Bullying is more dangerous than we thought. A new survey reported that around 50 percent of adolescents who end up in the emergency room one way or another report being bullying or cyberbullying victims. Peer violence is the main cause for visits to the emergency room, poor mental and physical health and suicide thought among adolescents.
Soldiers that come back from war develop a mental disorder called PTSD (a stress disorder that occurs post a traumatic experience). The disorder might also appear in the case of survivors of terrible tragedies like an accident in which some of the members involved died. The main point is that the mental illness is commonly triggered by a very traumatic event or series of events.
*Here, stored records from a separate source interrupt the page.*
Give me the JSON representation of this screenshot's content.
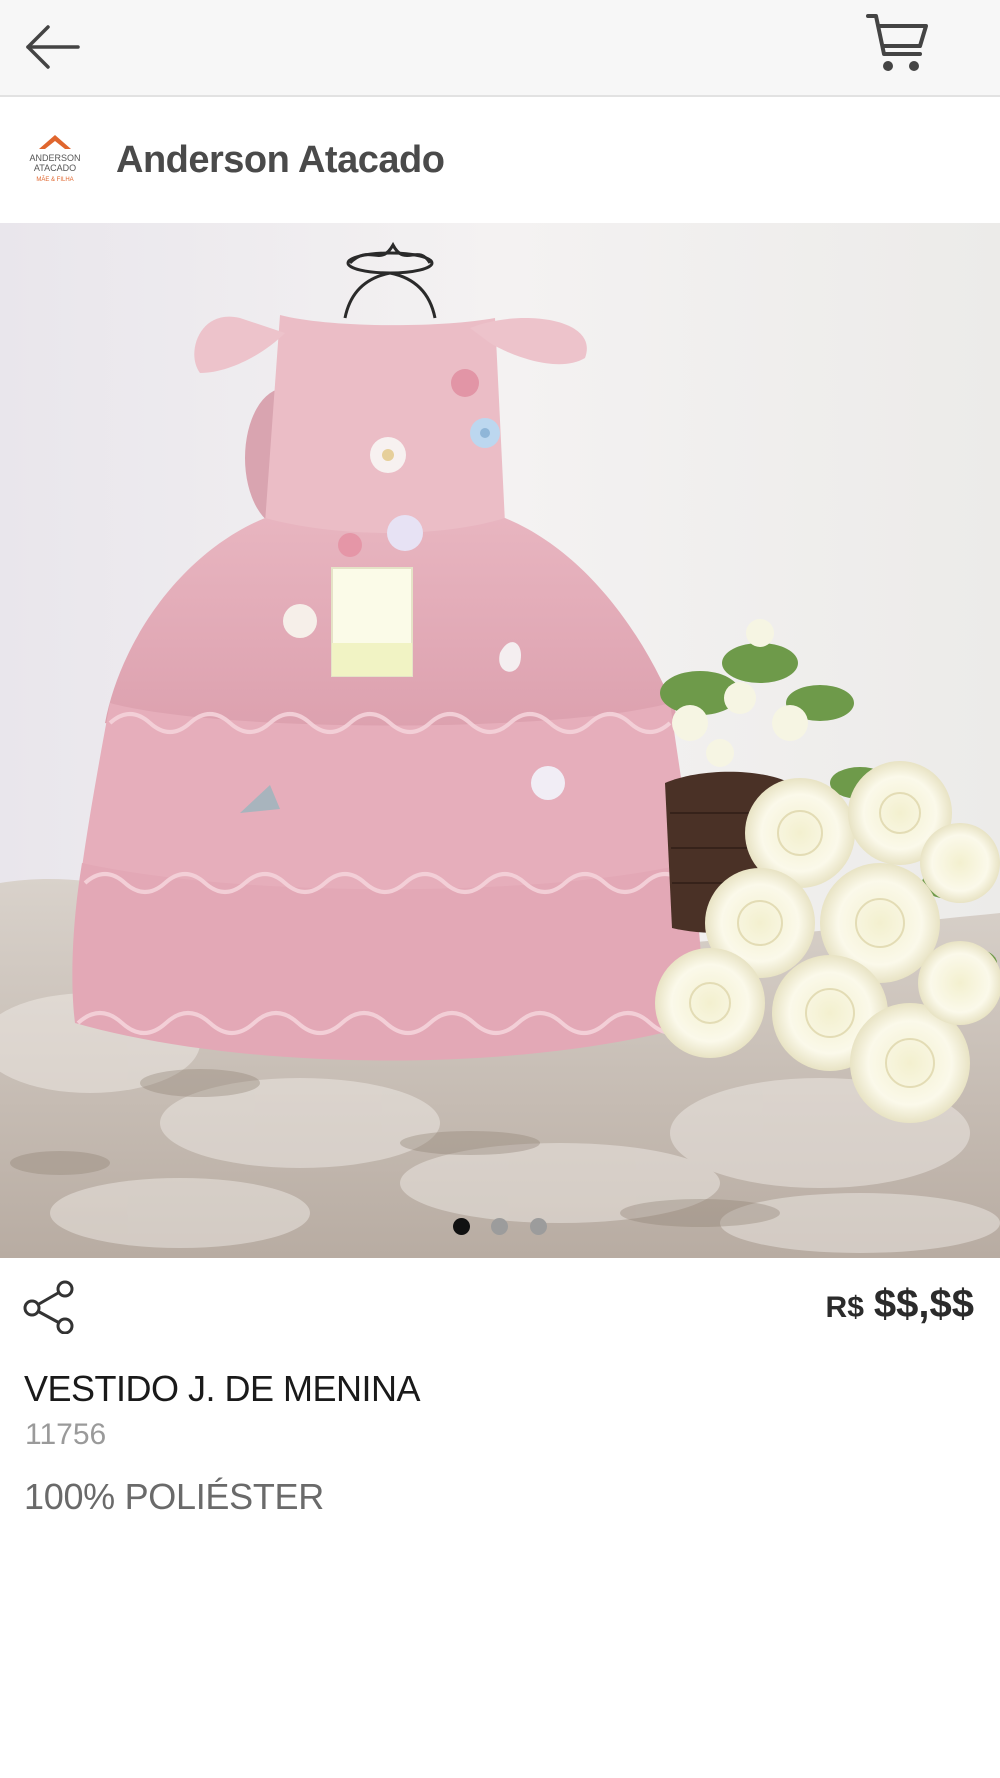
{
  "header": {
    "back_icon": "arrow-left-icon",
    "cart_icon": "shopping-cart-icon"
  },
  "store": {
    "name": "Anderson Atacado",
    "logo_lines": [
      "ANDERSON",
      "ATACADO",
      "MÃE & FILHA"
    ]
  },
  "gallery": {
    "image_subject": "pink tiered girls dress on crown mannequin with white roses",
    "total_images": 3,
    "active_index": 0,
    "colors": {
      "dot_active": "#111111",
      "dot_inactive": "#9c9c9c"
    }
  },
  "product": {
    "currency": "R$",
    "price": "$$,$$",
    "title": "VESTIDO J. DE MENINA",
    "code": "11756",
    "description": "100% POLIÉSTER"
  },
  "actions": {
    "share_icon": "share-icon"
  },
  "colors": {
    "topbar_bg": "#f7f7f7",
    "text_primary": "#1a1a1a",
    "text_muted": "#9a9a9a",
    "logo_accent": "#e0662e"
  }
}
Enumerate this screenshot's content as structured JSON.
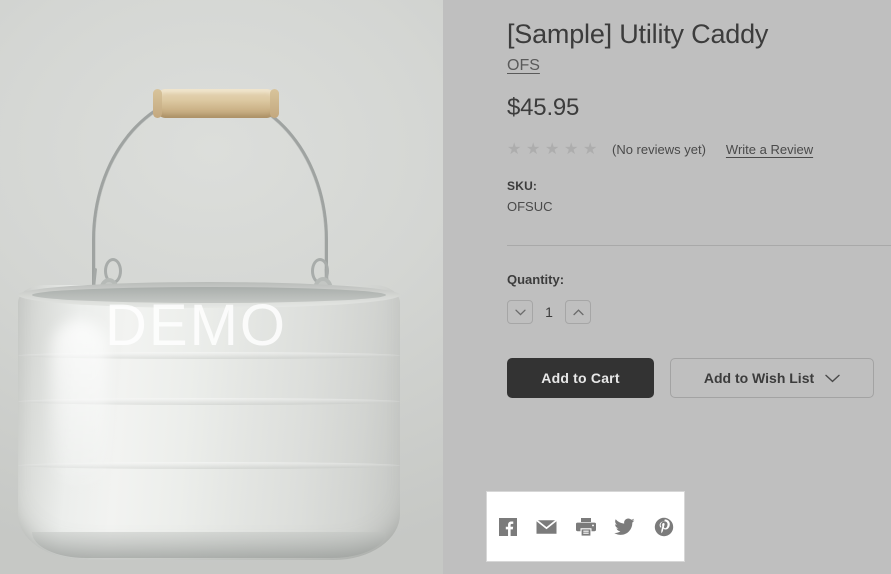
{
  "product": {
    "title": "[Sample] Utility Caddy",
    "brand": "OFS",
    "price": "$45.95",
    "reviews_text": "(No reviews yet)",
    "write_review_label": "Write a Review",
    "rating_stars": 5,
    "rating_value": 0,
    "sku_label": "SKU:",
    "sku_value": "OFSUC",
    "image_watermark": "DEMO",
    "image_alt": "product-photo-utility-caddy"
  },
  "quantity": {
    "label": "Quantity:",
    "value": "1",
    "decrease_icon": "chevron-down-icon",
    "increase_icon": "chevron-up-icon"
  },
  "actions": {
    "add_to_cart_label": "Add to Cart",
    "wish_list_label": "Add to Wish List",
    "wish_list_caret_icon": "chevron-down-icon"
  },
  "share": {
    "items": [
      {
        "name": "facebook-icon",
        "label": "Facebook"
      },
      {
        "name": "email-icon",
        "label": "Email"
      },
      {
        "name": "print-icon",
        "label": "Print"
      },
      {
        "name": "twitter-icon",
        "label": "Twitter"
      },
      {
        "name": "pinterest-icon",
        "label": "Pinterest"
      }
    ]
  },
  "colors": {
    "page_background": "#bfbfbf",
    "text_primary": "#3c3c3c",
    "text_secondary": "#4a4a4a",
    "button_dark": "#333333",
    "star_empty": "#adadad",
    "share_icon": "#7b7b7b",
    "divider": "#a9a9a9"
  }
}
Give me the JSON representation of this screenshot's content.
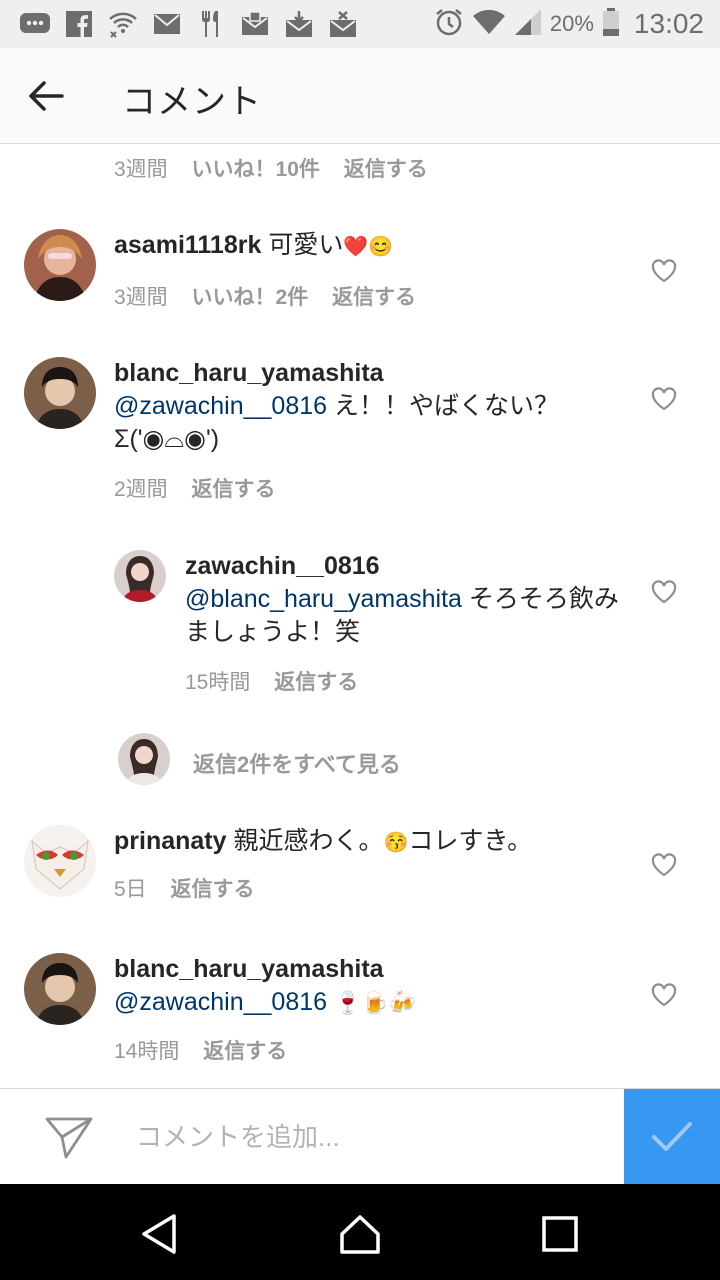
{
  "status": {
    "battery": "20%",
    "time": "13:02",
    "icons": [
      "chat-icon",
      "facebook-icon",
      "wifi-off-icon",
      "mail-icon",
      "restaurant-icon",
      "mail-alert-icon",
      "download-mail-icon",
      "mail-x-icon"
    ]
  },
  "header": {
    "title": "コメント"
  },
  "partial_meta": {
    "time": "3週間",
    "likes": "いいね！10件",
    "reply": "返信する"
  },
  "comments": [
    {
      "username": "asami1118rk",
      "text": " 可愛い",
      "emoji": "❤️😊",
      "time": "3週間",
      "likes": "いいね！2件",
      "reply": "返信する"
    },
    {
      "username": "blanc_haru_yamashita",
      "mention": "@zawachin__0816",
      "text": " え！！やばくない？Σ('◉⌓◉')",
      "time": "2週間",
      "reply": "返信する"
    },
    {
      "username": "zawachin__0816",
      "mention": "@blanc_haru_yamashita",
      "text": " そろそろ飲みましょうよ！笑",
      "time": "15時間",
      "reply": "返信する"
    },
    {
      "username": "prinanaty",
      "text": " 親近感わく。",
      "emoji": "😚",
      "text2": "コレすき。",
      "time": "5日",
      "reply": "返信する"
    },
    {
      "username": "blanc_haru_yamashita",
      "mention": "@zawachin__0816",
      "emoji": "🍷🍺🍻",
      "time": "14時間",
      "reply": "返信する"
    }
  ],
  "view_replies": "返信2件をすべて見る",
  "composer": {
    "placeholder": "コメントを追加..."
  },
  "colors": {
    "accent": "#3897f0",
    "mention": "#003569",
    "meta": "#999999"
  }
}
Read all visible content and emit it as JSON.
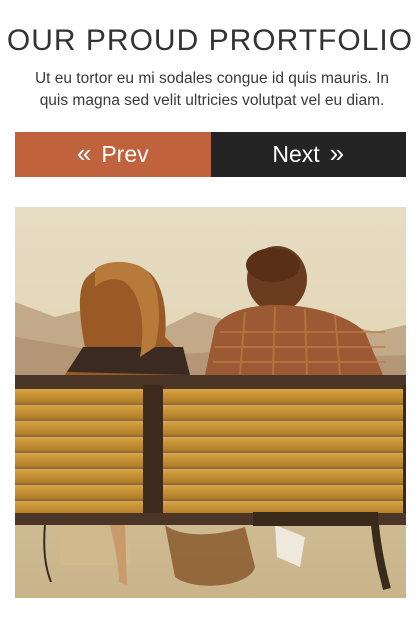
{
  "portfolio": {
    "title": "OUR PROUD PRORTFOLIO",
    "description": "Ut eu tortor eu mi sodales congue id quis mauris. In quis magna sed velit ultricies volutpat vel eu diam."
  },
  "navigation": {
    "prev_icon": "double-chevron-left-icon",
    "prev_label": "Prev",
    "next_label": "Next",
    "next_icon": "double-chevron-right-icon",
    "prev_color": "#c0633c",
    "next_color": "#242424"
  },
  "gallery": {
    "current_image": "couple-on-bench-photo"
  }
}
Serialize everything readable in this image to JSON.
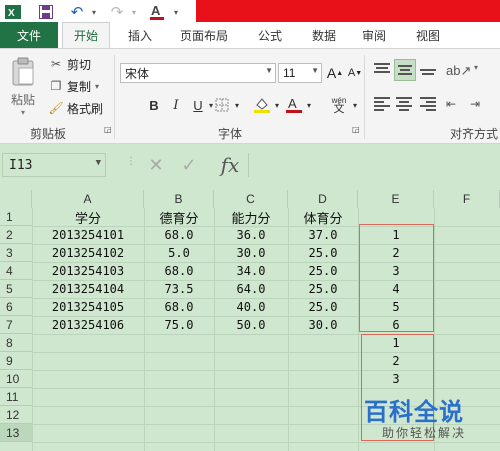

Now take a deep breath and imagine the fact that 25 percent of adolescents that end up in the emergency department show definitive symptoms of PTSD. Bullying is more dangerous than we thought and almost a quarter of adolescents experience it.
Since the data was collected from the records of the emergency department, the researchers estimate that the real number of bullied children is much bigger than that. Most of them are afraid of coming forth and taking about their bullying problem because of peer pressure and because they fear possible repercussions from their violent peers.
If children are starting to show PTSD symptoms than bullying is more dangerous than we thought, especially cyber bullying which can be a lot harder to manage.
A team of researchers examined a little over 350 teens that visited the emergency department in a Children’s Hospital. Regardless of the reason that brought them there, the doctors discovered that the adolescents reported PTSD-related symptoms in 23.2 percent of the times. Moreover, 19.9 percent presented symptoms linked to depression and 11.3 actually admitted of having considered suicide as a method of ending the bullying.
Furthermore, 46.5 percent of the adolescents reported to have been the victims of peer violence, 46.7 were affected by cyberbullying and 58.9 percent were exposed to community violence in one way or another.
Megan Ranney, the lead author of the cited study said that adolescents who develop PTSD at such an early age could be exposed to long-term health problems. Ranney explained that the children might end up suffering from a functional impairment on a long-term basis, a poor state of physical health, an increased need for mental health services and academic failure.
The researcher also adds that PTSD can be treated, but the disorder is undertreated, underdiagnosed and underreported. Especially when it comes to adolescents and children.
Bullying is more dangerous than we thought and Ranney urges the doctors to check for PTSD symptoms when a child or adolescent checks into the hospital, regardless if their visit is linked to a traumatic event or not.